Ах да! Стой! Теперь я хочу поговорить на другую тему, объясни мне, каким макаром ты забеременела и, главное, узнала об этом за две недели, а? А то я логики не всасываю, физиология, что ли, поменялась, и у тебя, милая, после переноса каждую неделю «критические дни»? И ты во время переноса с собой «случайно» захватила пачку тестов на беременность?

– Ну, ты дурак, милый, я ж тебя этим поддержать хотела, мы ж с тобой планировали ребеночка до переноса, я и подумала, что эта весть тебе поможет быстрей выздороветь! Правда, забыла про твой дурацкий критический образ мышления.

Блин, и как такую женщину не обнять, не прижать к себе, она же ангел мой, ангел земной!

– Прости, милая Анюта, прости психа, прости дурака, прости долбо… прости, короче, меня.

Блин?! Какая, на хрен, Анюта? По ходу, Машка не просекла, уф, слава богу. Машкова гладит меня и смотрит на меня всепрощающе (за Анюту тоже или все-таки не просекла?), она видит во мне не грозного комдива, а просто больного, но любимого, глупого, но своего… И она права!

Раздается воспитанный стук в дверь землянки, мы с Машей хором кричим:

– Войдите!

И в землянку входит Семенов, за ним радист, с телеграммой.

– Привет, болезный, ну как там твоя героическая нога? – спрашивает Романыч.

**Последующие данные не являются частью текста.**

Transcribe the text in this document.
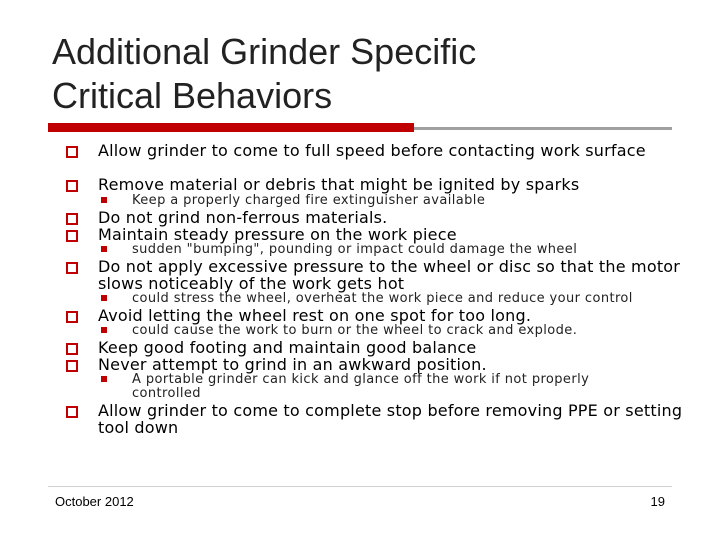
Additional Grinder Specific
Critical Behaviors
Allow grinder to come to full speed before contacting work surface
Remove material or debris that might be ignited by sparks
Keep a properly charged fire extinguisher available
Do not grind non-ferrous materials.
Maintain steady pressure on the work piece
sudden "bumping", pounding or impact could damage the wheel
Do not apply excessive pressure to the wheel or disc so that the motor slows noticeably of the work gets hot
could stress the wheel, overheat the work piece and reduce your control
Avoid letting the wheel rest on one spot for too long.
could cause the work to burn or the wheel to crack and explode.
Keep good footing and maintain good balance
Never attempt to grind in an awkward position.
A portable grinder can kick and glance off the work if not properly controlled
Allow grinder to come to complete stop before removing PPE or setting tool down
October 2012	19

– Не дождетесь, – отшучиваюсь я. Маша жестом приглашает сесть Семенова, а радист перебирает ногами, не терпится ему, значит.

– Ну, Генка, в чем дело? – спрашиваю я у Зворыкина (радиста нашего).

– Тут, товарищ командир, телеграмма с Центра.

– Читай, Зворыкин, тут все свои. – И тот читает:

«Одобряем разгром станции D., предлагаем разработать план аналогичного нападения на станцию Пушкевичи. Всем бойцам привет от генерал-майора Старыгина».

Блин, и эти прочитали мои мысли, однако тут сильно развито ясновидение, что ли, или Мессинг им подсказывает, а? А Кравцов, наверно, уже обратно возвращается на Юнкерсе своем, время-то два часа дня уже.

– Геннадий, передай в Центр, что мы уже занимаемся этим делом. Ну и передай данные о нападении на станцию D. А конкретные потери врага тебе должен сказать Полуэктов, он занимался корректированием огня, и ему с высоты да в бинокль виднее было.

– Хорошо, разрешите идти?

– Ну да, сообщи, что особо отличились Полуэктов, Хельмут, Лечи и Асатиани.

– Будет сделано, товарищ комдив. Разрешите выполнять?

– Да, Зворыкин, иди. – И Генка свалил передавать информацию в Москву, в Центр. Кстати, мы используем шифр системы ЧУКЧА. Не слышали про такую систему шифрования?

Так это придумал Шлюпке, то есть предложил заранее чередовать языки национальностей и народностей СССР. И на эту неделю принята система ЧУКЧА, а расшифровывается просто:

Ч – чеченский;

У – узбекский;

К – калмыкский;

Ч – чукотский;

А – адыгейский.

И что думаете, просекут хваленные либерастами умницы-гитлеровцы? Да нет, думаю, черта с два, и даже с три, тут не семи пядей, а семисот пядей во лбу не хватит дотумкать нашу выдумку фрицам.

На следующую неделю идет следующая система:

К – кумыкский;

А – абхазский;

Б – балкарский;

А – азербайджанский;

Н – ногайский.

То есть на этой неделе ЧУКЧА, на следующей КАБАН, и т. д., и плевать нам на энигмы. На черта нам выдумывать велосипед, когда человечество уже выдумало гоночный болид?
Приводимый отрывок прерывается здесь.